El Papa elegido por el Concilio de Constanza, Martín V, fue reconocido por el orbe católico, pero aún quedaba un obstáculo, Benedicto XIII, el Papa de Aviñón. A diferencia de su colega de Roma, el aviñonés no puso su cargo a disposición del Concilio de Constanza, que en consecuencia le declaró Antipapa y hereje. El rey de Francia, el valedor de los Papas de Aviñón, le retiró el apoyo, y Benedicto XIII se retiró a Aragón, buscando protección en su tierra natal.

Benedicto XIII, de nombre anterior Pedro Martínez de Luna, había nacido efectivamente en el pueblo de Illueca, provincia de Zaragoza, y respondía al tópico del aragonés testarudo de los chistes de baturros. Mantuvo entrevistas con el emperador Segismundo, que vino hasta Perpiñán para convencerlo de que renunciase, y con el rey Fernando I de Aragón, que se hizo acompañar de San Vicente Ferrer, en Morella, donde también rechazó los consejos de su último protector.

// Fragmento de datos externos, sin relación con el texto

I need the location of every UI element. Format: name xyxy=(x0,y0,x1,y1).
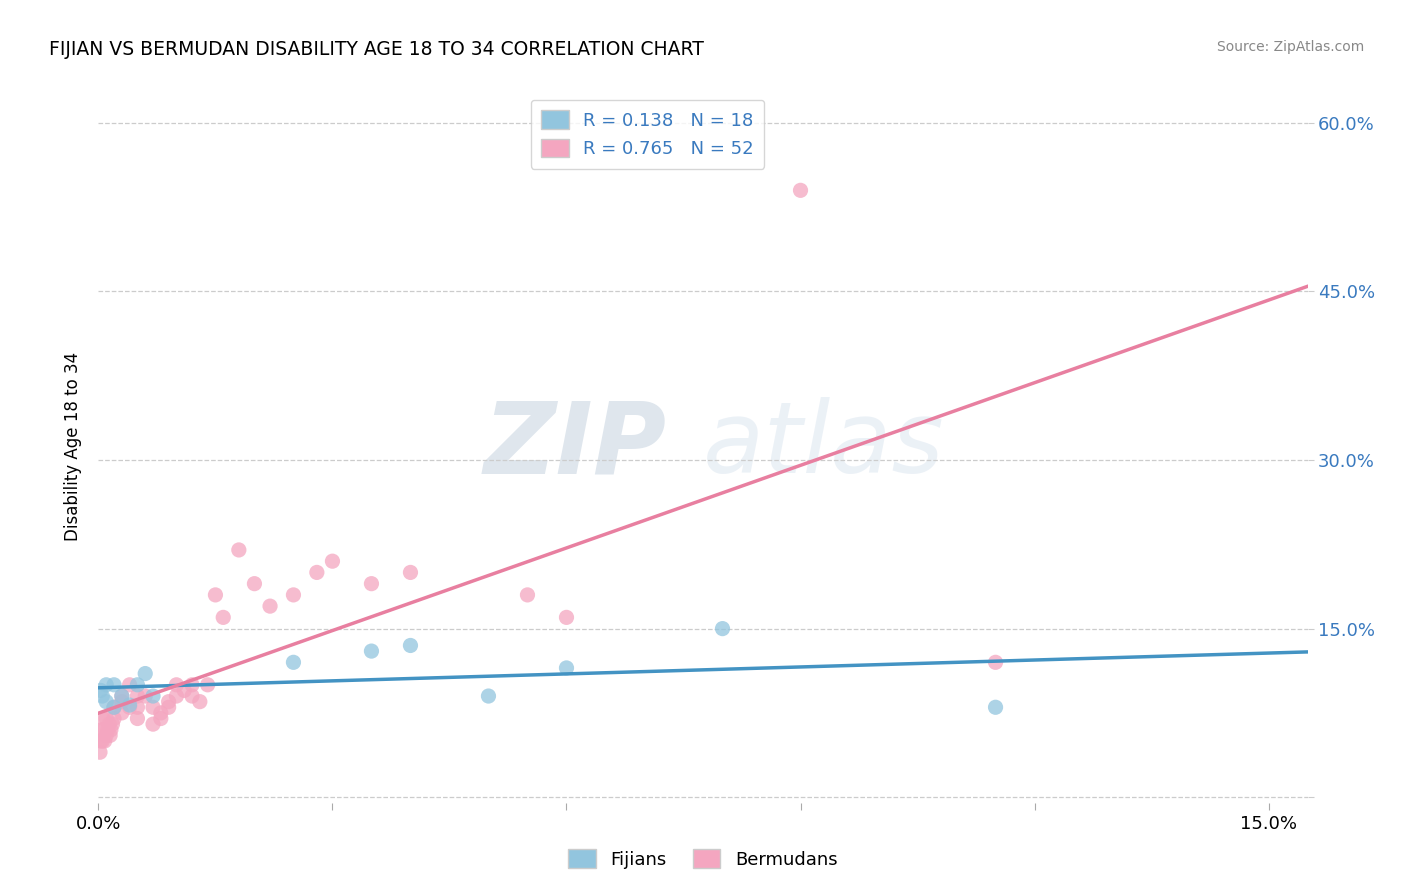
Point xyxy=(984,700,1007,714)
Text: FIJIAN VS BERMUDAN DISABILITY AGE 18 TO 34 CORRELATION CHART: FIJIAN VS BERMUDAN DISABILITY AGE 18 TO … xyxy=(49,40,704,59)
Point xyxy=(188,695,211,709)
Point xyxy=(142,717,165,731)
Point xyxy=(228,543,250,558)
Point xyxy=(89,745,111,759)
Point xyxy=(91,734,114,748)
Point xyxy=(98,717,121,731)
Point xyxy=(555,610,578,624)
Point xyxy=(134,689,156,703)
Point xyxy=(165,689,187,703)
Point xyxy=(360,644,382,658)
Point xyxy=(111,706,134,720)
Point xyxy=(91,712,114,726)
Point xyxy=(181,689,204,703)
Point xyxy=(321,554,343,568)
Point xyxy=(149,712,172,726)
Point xyxy=(157,695,180,709)
Point xyxy=(90,723,112,737)
Point xyxy=(90,683,112,698)
Point xyxy=(90,734,112,748)
Point xyxy=(96,678,118,692)
Point xyxy=(111,689,134,703)
Point xyxy=(93,734,115,748)
Point xyxy=(142,689,165,703)
Point xyxy=(96,728,118,742)
Point xyxy=(101,717,124,731)
Point xyxy=(173,683,195,698)
Point xyxy=(96,712,118,726)
Point xyxy=(111,695,134,709)
Point xyxy=(283,656,305,670)
Point xyxy=(100,723,122,737)
Point xyxy=(197,678,219,692)
Text: ZIP: ZIP xyxy=(484,398,666,494)
Point xyxy=(111,689,134,703)
Point xyxy=(118,698,141,712)
Legend: Fijians, Bermudans: Fijians, Bermudans xyxy=(561,842,845,876)
Point xyxy=(789,183,811,197)
Point xyxy=(127,689,149,703)
Point xyxy=(98,728,121,742)
Point xyxy=(118,678,141,692)
Point xyxy=(165,678,187,692)
Point xyxy=(127,712,149,726)
Point xyxy=(118,700,141,714)
Text: atlas: atlas xyxy=(703,398,945,494)
Point xyxy=(399,639,422,653)
Point xyxy=(127,700,149,714)
Point xyxy=(305,566,328,580)
Point xyxy=(127,678,149,692)
Text: Source: ZipAtlas.com: Source: ZipAtlas.com xyxy=(1216,40,1364,54)
Point xyxy=(157,700,180,714)
Point xyxy=(103,700,125,714)
Point xyxy=(212,610,235,624)
Point xyxy=(555,661,578,675)
Point xyxy=(142,700,165,714)
Point xyxy=(259,599,281,614)
Point xyxy=(516,588,538,602)
Point xyxy=(97,723,120,737)
Point xyxy=(204,588,226,602)
Point xyxy=(96,695,118,709)
Point xyxy=(283,588,305,602)
Point xyxy=(103,712,125,726)
Point xyxy=(360,576,382,591)
Point xyxy=(984,656,1007,670)
Point xyxy=(399,566,422,580)
Y-axis label: Disability Age 18 to 34: Disability Age 18 to 34 xyxy=(65,351,83,541)
Point xyxy=(477,689,499,703)
Point xyxy=(93,723,115,737)
Point xyxy=(181,678,204,692)
Point xyxy=(91,689,114,703)
Point xyxy=(103,678,125,692)
Point xyxy=(711,622,734,636)
Point xyxy=(243,576,266,591)
Point xyxy=(149,706,172,720)
Point xyxy=(134,666,156,681)
Point xyxy=(103,700,125,714)
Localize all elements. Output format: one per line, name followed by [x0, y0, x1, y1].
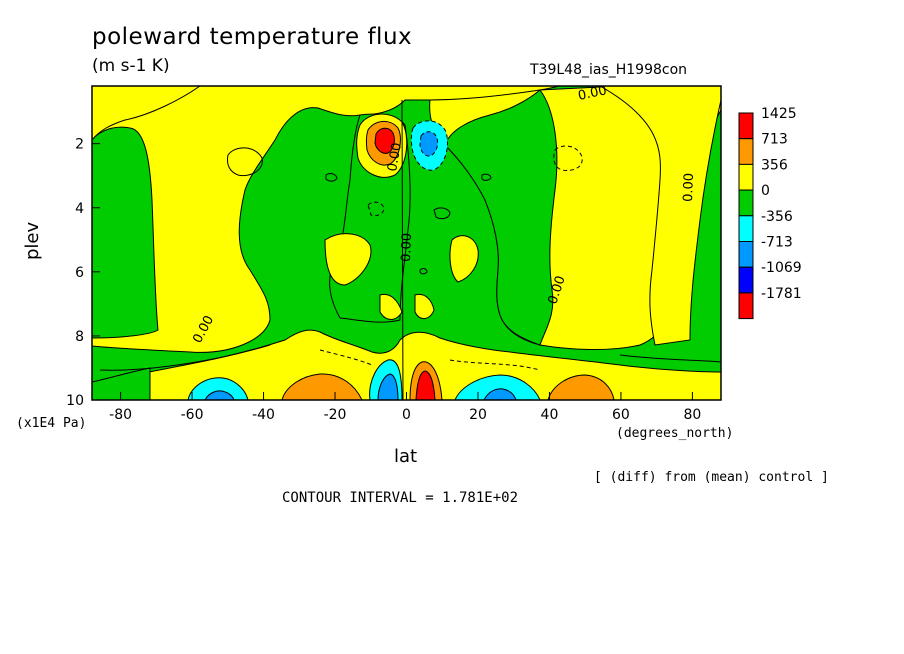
negative-cell-lower-east [454, 374, 541, 400]
colorbar-label: -1781 [761, 286, 802, 302]
positive-cell-lower-southwest [281, 373, 363, 400]
positive-pocket-center-low-2 [414, 293, 435, 319]
positive-core-lower-center [415, 370, 436, 400]
colorbar-swatch [738, 138, 754, 165]
y-tick-label: 4 [75, 201, 84, 217]
colorbar-swatch [738, 112, 754, 140]
colorbar-swatch [738, 241, 754, 268]
y-tick-label: 10 [66, 393, 84, 409]
positive-pocket-center-low [379, 293, 403, 320]
negative-column-west [92, 126, 159, 339]
positive-strip-east [598, 86, 721, 346]
colorbar-label: 0 [761, 183, 770, 199]
colorbar-swatch [738, 215, 754, 243]
x-tick-label: -20 [324, 407, 347, 423]
negative-core-lower-west [204, 390, 235, 400]
contour-label: 0.00 [681, 173, 697, 202]
x-axis-label: lat [394, 446, 418, 467]
negative-core-upper [419, 131, 439, 157]
colorbar-label: 356 [761, 157, 788, 173]
positive-pocket-east-mid [449, 235, 479, 283]
contour-interval: CONTOUR INTERVAL = 1.781E+02 [282, 490, 519, 506]
negative-cell-lower-west [187, 377, 249, 400]
colorbar-label: -356 [761, 209, 793, 225]
y-axis-units: (x1E4 Pa) [16, 416, 87, 431]
x-tick-label: -60 [181, 407, 204, 423]
x-tick-label: -40 [252, 407, 275, 423]
x-tick-label: 40 [541, 407, 559, 423]
y-tick-label: 8 [75, 329, 84, 345]
x-tick-label: 0 [402, 407, 411, 423]
positive-cell-lower-east [547, 374, 615, 400]
positive-core-upper-red [374, 127, 395, 154]
negative-core-lower-center [377, 373, 399, 400]
x-tick-label: -80 [109, 407, 132, 423]
chart-units: (m s-1 K) [92, 56, 170, 76]
contour-label: 0.00 [385, 142, 405, 173]
run-label: T39L48_ias_H1998con [530, 62, 688, 78]
diff-note: [ (diff) from (mean) control ] [594, 470, 829, 485]
positive-region-west [92, 86, 561, 353]
x-tick-label: 60 [612, 407, 630, 423]
contour-label: 0.00 [577, 83, 608, 104]
colorbar: 1425 713 356 0 -356 -713 -1069 -1781 [738, 106, 802, 320]
contour-lines [99, 99, 721, 400]
positive-pocket-west-mid [324, 233, 372, 286]
chart-title: poleward temperature flux [92, 24, 413, 50]
colorbar-label: 713 [761, 132, 788, 148]
x-axis-units: (degrees_north) [616, 426, 734, 441]
y-axis: 2 4 6 8 10 [66, 137, 100, 409]
x-axis: -80 -60 -40 -20 0 20 40 60 80 [109, 392, 701, 423]
colorbar-swatch [738, 189, 754, 217]
colorbar-swatch [738, 266, 754, 294]
colorbar-label: -1069 [761, 260, 802, 276]
y-tick-label: 2 [75, 137, 84, 153]
y-tick-label: 6 [75, 265, 84, 281]
contour-fill [92, 86, 721, 400]
colorbar-swatch [738, 292, 754, 320]
colorbar-swatch [738, 163, 754, 191]
negative-core-lower-east [483, 388, 517, 400]
colorbar-label: -713 [761, 235, 793, 251]
negative-lower-west [92, 367, 151, 400]
contour-label: 0.00 [399, 233, 415, 262]
negative-band-east [444, 89, 558, 346]
x-tick-label: 20 [469, 407, 487, 423]
x-tick-label: 80 [683, 407, 701, 423]
colorbar-label: 1425 [761, 106, 797, 122]
positive-region-far-west [92, 86, 201, 141]
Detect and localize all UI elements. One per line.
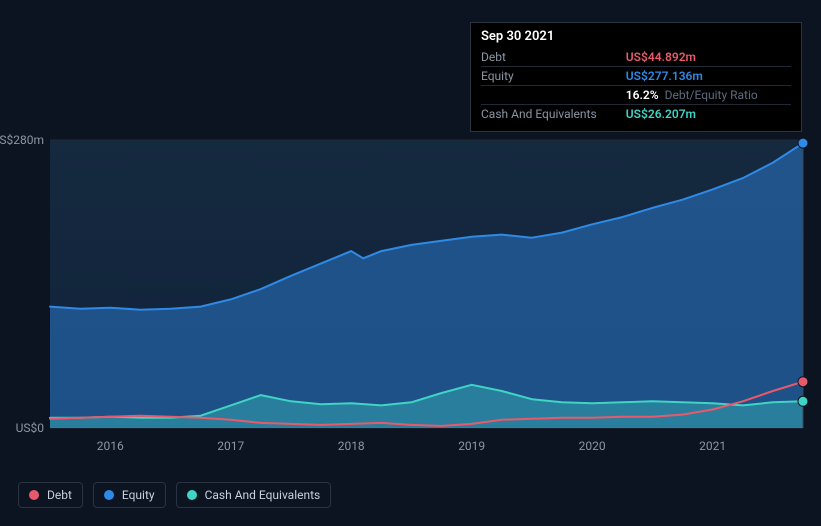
tooltip-row: 16.2%Debt/Equity Ratio [481, 86, 791, 105]
legend-item-debt[interactable]: Debt [18, 482, 83, 508]
x-axis-label: 2019 [458, 439, 485, 453]
legend-swatch [104, 490, 114, 500]
chart-legend: Debt Equity Cash And Equivalents [18, 482, 331, 508]
legend-label: Debt [47, 488, 72, 502]
tooltip-row: Cash And EquivalentsUS$26.207m [481, 105, 791, 124]
tooltip-row-value: US$26.207m [626, 105, 791, 124]
chart-tooltip: Sep 30 2021 DebtUS$44.892mEquityUS$277.1… [470, 22, 802, 132]
series-end-marker-debt [798, 377, 808, 387]
tooltip-date: Sep 30 2021 [481, 29, 791, 44]
tooltip-row-label: Equity [481, 67, 626, 86]
tooltip-row: DebtUS$44.892m [481, 48, 791, 67]
tooltip-row-value: US$44.892m [626, 48, 791, 67]
tooltip-row-label: Cash And Equivalents [481, 105, 626, 124]
series-end-marker-equity [798, 138, 808, 148]
y-axis-label: US$280m [0, 133, 44, 147]
series-end-marker-cash [798, 396, 808, 406]
tooltip-row-value: US$277.136m [626, 67, 791, 86]
x-axis-label: 2016 [97, 439, 124, 453]
legend-label: Equity [122, 488, 155, 502]
tooltip-row-label [481, 86, 626, 105]
legend-swatch [187, 490, 197, 500]
x-axis-label: 2020 [579, 439, 606, 453]
x-axis-label: 2021 [699, 439, 726, 453]
y-axis-label: US$0 [16, 421, 45, 435]
tooltip-table: DebtUS$44.892mEquityUS$277.136m16.2%Debt… [481, 48, 791, 123]
legend-item-equity[interactable]: Equity [93, 482, 166, 508]
x-axis-label: 2018 [338, 439, 365, 453]
tooltip-row-label: Debt [481, 48, 626, 67]
tooltip-row: EquityUS$277.136m [481, 67, 791, 86]
legend-item-cash[interactable]: Cash And Equivalents [176, 482, 332, 508]
legend-label: Cash And Equivalents [205, 488, 321, 502]
tooltip-row-value: 16.2%Debt/Equity Ratio [626, 86, 791, 105]
x-axis-label: 2017 [217, 439, 244, 453]
legend-swatch [29, 490, 39, 500]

Terminó encerrado en un antiguo castillo templario en Peñíscola, convertido en «el Papa Lun»”, como le llamaba el pueblo, manteniendo la ficción de que todavía era Sumo Pontífice de la Iglesia, nombrando cardenal a cualquiera que estuviese a su lado. Y sostuvo tercamente esa posición mucho tiempo, hasta que murió con 95 años de edad. De ahí que surgiese el dicho de «mantenerse en sus trece» para indicar testadurez extrema, en alusión al número XIII del título papal que le retiró la Iglesia.